Reports that government officials broke the picket line in the Castle-Crown wilderness area January 23 were greatly exaggerated, say protest spokespeople.
Gordon Petersen, president of the Castle-Crown Wilderness Coalition, says the protest camp is intact and operational. Petersen says he read a news story on the evening of January 23 about the camp’s eviction. A member of the ad hoc Stop Castle Logging group immediately went to the site to see if the story was true.
Petersen says the false eviction report to the media was “from the government spin doctors, and it’s most irritating.”
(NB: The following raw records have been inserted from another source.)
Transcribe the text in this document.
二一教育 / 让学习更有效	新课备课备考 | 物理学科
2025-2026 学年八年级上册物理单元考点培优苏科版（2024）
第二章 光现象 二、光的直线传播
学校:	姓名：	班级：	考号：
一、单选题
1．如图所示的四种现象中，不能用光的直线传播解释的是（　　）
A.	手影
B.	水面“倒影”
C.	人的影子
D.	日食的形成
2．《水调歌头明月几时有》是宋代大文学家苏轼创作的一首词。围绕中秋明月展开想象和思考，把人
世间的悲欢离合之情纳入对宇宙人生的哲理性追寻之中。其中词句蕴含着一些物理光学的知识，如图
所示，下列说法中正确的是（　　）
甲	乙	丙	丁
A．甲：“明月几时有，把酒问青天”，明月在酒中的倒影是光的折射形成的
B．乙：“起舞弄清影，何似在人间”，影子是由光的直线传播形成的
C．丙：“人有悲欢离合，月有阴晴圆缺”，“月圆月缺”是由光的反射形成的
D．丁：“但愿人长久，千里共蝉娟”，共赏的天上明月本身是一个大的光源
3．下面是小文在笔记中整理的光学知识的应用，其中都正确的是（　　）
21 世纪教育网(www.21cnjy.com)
He confirmed government officials from the Department of Sustainable Resource Development (SRD) did visit the camp at around noon that day.
“There were four SRD vehicles, a Spray Lake [Sawmills] vehicle, a couple of contractors’ vehicles, a couple of police cars,” says Petersen. Protestors refused to leave the area and continued to block logging vehicles.
“So they went back to the trucks; they had a bit of a meeting there.... All of a sudden they all left, all at once, one big convoy. And they all just disappeared and they haven’t been back since,” says Petersen.
Opponents to a clear-cut logging project scheduled to begin this month in the Castle Special Place of southwestern Alberta set up the protest camp on January 10. They say harvesting timber in the area will hurt the local tourism industry and destroy critical wildlife habitat.


Comments: 1
Mugwump wrote:
Source: CP - Canadian Press
Jan 25 18:36
PINCHER CREEK, Alta. _ The Canadian Press erroneously reported in a story Jan. 24 that provincial government officials had said they had dismantled a camp set up by protesters wanting to stop logging in southwestern Alberta. In fact, the information came from the Canadian Parks and Wilderness Society.
Let's hear your pronouncement on the CPAWS spin-doctor, Gordon. No? Pot, meet kettle.